Library Lines: May 7

Pristine gardens and expressionist paintings

Jay Petrow, a professional landscape designer, combines his vocation and avocation in his one-man art exhibition, “Gardens & Abstractions,” opening Friday, May 8, from 6 to 7:30 p.m. In this exhibition, he will be featuring his abstract paintings alongside photographs of his landscape designs. In his mind, designing landscapes and painting abstract art have many similarities. According to Petrow, “When a garden is designed, groups of plants are used to compose areas of color and texture that interplay with each other. With painting, initially I may choose a few colors as a starting point to explore the tension and vibrancy between them, but as the painting develops, it becomes more an exploration of my inner world.” The exhibition features 60 paintings and photographs. A majority of the works are available for purchase with a portion of the proceeds benefiting the library. The reception is open to the public. The exhibition runs through May 30.

How does the garden grow?

With organically grown and local products becoming an important part of the American food culture, what better way is there to introduce the “farm team” or next generation to the concept than with the program, Farm to Table for Kids? On Saturday, May 9, from 10:30 to 11:30, Daryl Beyers joins the children, ages 4 and up with their caregivers, to talk about how plants grow what people need to eat to be healthy. Children will be able to ask questions, see some fruit and veggies up close, and plant seeds to take home. They also will make some tasty salads as a snack. Daryl Beyers is a landscape designer and gardening educator. He is the lead designer at Poundridge Nurseries in Pound Ridge, N.Y., and the gardening program coordinator for the New York Botanical Garden’s Adult Education Department. Registration is required; there is no fee. Children ages 4 through 6 can enjoy the delights of a nature walk in the Ambler Farm Reads program on Wednesday, May 13, from 2:15 to 3. Children and their caregivers meet at the farm for activities that include a walk, stories, and learning about rabbits. Registration is required. Kids are urged to bring their library cards so they can take out library books.
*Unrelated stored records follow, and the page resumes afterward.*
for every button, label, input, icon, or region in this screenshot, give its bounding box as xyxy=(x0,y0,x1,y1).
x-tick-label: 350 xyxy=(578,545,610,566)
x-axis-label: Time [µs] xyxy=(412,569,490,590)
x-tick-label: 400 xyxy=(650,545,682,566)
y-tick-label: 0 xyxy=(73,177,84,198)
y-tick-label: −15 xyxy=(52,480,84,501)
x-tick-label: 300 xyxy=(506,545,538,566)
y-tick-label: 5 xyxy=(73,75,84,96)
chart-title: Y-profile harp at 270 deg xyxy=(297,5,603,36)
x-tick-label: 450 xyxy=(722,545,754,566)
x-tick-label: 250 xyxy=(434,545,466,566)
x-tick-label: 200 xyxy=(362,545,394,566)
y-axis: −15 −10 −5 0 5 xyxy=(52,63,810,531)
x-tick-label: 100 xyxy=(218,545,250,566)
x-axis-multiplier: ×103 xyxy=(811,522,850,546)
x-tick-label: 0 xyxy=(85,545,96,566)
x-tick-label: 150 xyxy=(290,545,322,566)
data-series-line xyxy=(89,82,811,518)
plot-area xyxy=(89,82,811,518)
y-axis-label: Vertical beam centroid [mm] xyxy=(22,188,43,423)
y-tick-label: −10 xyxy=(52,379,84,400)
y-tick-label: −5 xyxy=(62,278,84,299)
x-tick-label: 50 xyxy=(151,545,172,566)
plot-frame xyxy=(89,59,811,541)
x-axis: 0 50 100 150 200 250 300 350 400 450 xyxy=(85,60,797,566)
Music for kids (and families)

As part of the ongoing Norwalk Symphony Orchestra program introducing children to classical music, New York composer Michel Galante comes to the library with percussion instruments on Saturday, May 9, from 11 to noon. He composed a piece in celebration of the symphony’s 75th anniversary in which percussion instruments are a major element of his work. He will speak about composing and let the kids be part of a rhythm band as they learn the rhythms in the composition. The program is for children ages 4 through 10 and their families. Registration is required; there is no fee. This is the last session for this season.

More discovery for kids

The library introduces a new, two-part program for children in grades 3 through 5 with Shape-opolis on Mondays, May 11 and 18, from 4 to 5 p.m. Kids will build a town created from a variety of three dimensional geometric shapes. Children will cronstruct and then combine tetrahedrons, octahedrons, rectangular prisms, pentagonal prisms, pyramids and more — forming a city of shapes or “Shape-opolis” right at the library. In a monthly program, Cryptozoology Club dives deep to discover what lurks beneath the surface in a watery realm on Tuesday, May 12, from 4 to 5. Kids in grades 3 through 6 will explore mermaids, sea serpents and the real-life deep-sea denizens that inspired tales of old. Registration is required; there is no fee for either program.

Many avenues to wellness

Three programs this week concentrate on wellness, from many different angles. The Breast Cancer Survivors’ Support Group, a gathering that takes place once a month at the library, will meet on Tuesday, May 12, from 6 to 8 p.m. Registration is suggested. On Wednesday, May 13, safe driving techniques are discussed in the AARP Driver Safety Class, from 10 to 2.   Registration is required; the fee for the session is $15 for AARP members, $20 for non-members. Also on Wednesday, the American Red Cross is holding a blood drive from 1 to 6:15. People wishing to donate should contact the Red Cross at 1-800-RED CROSS (1-800-733-2767) or Walk-ins will be accommodated. Positive ID is required at the time of donation.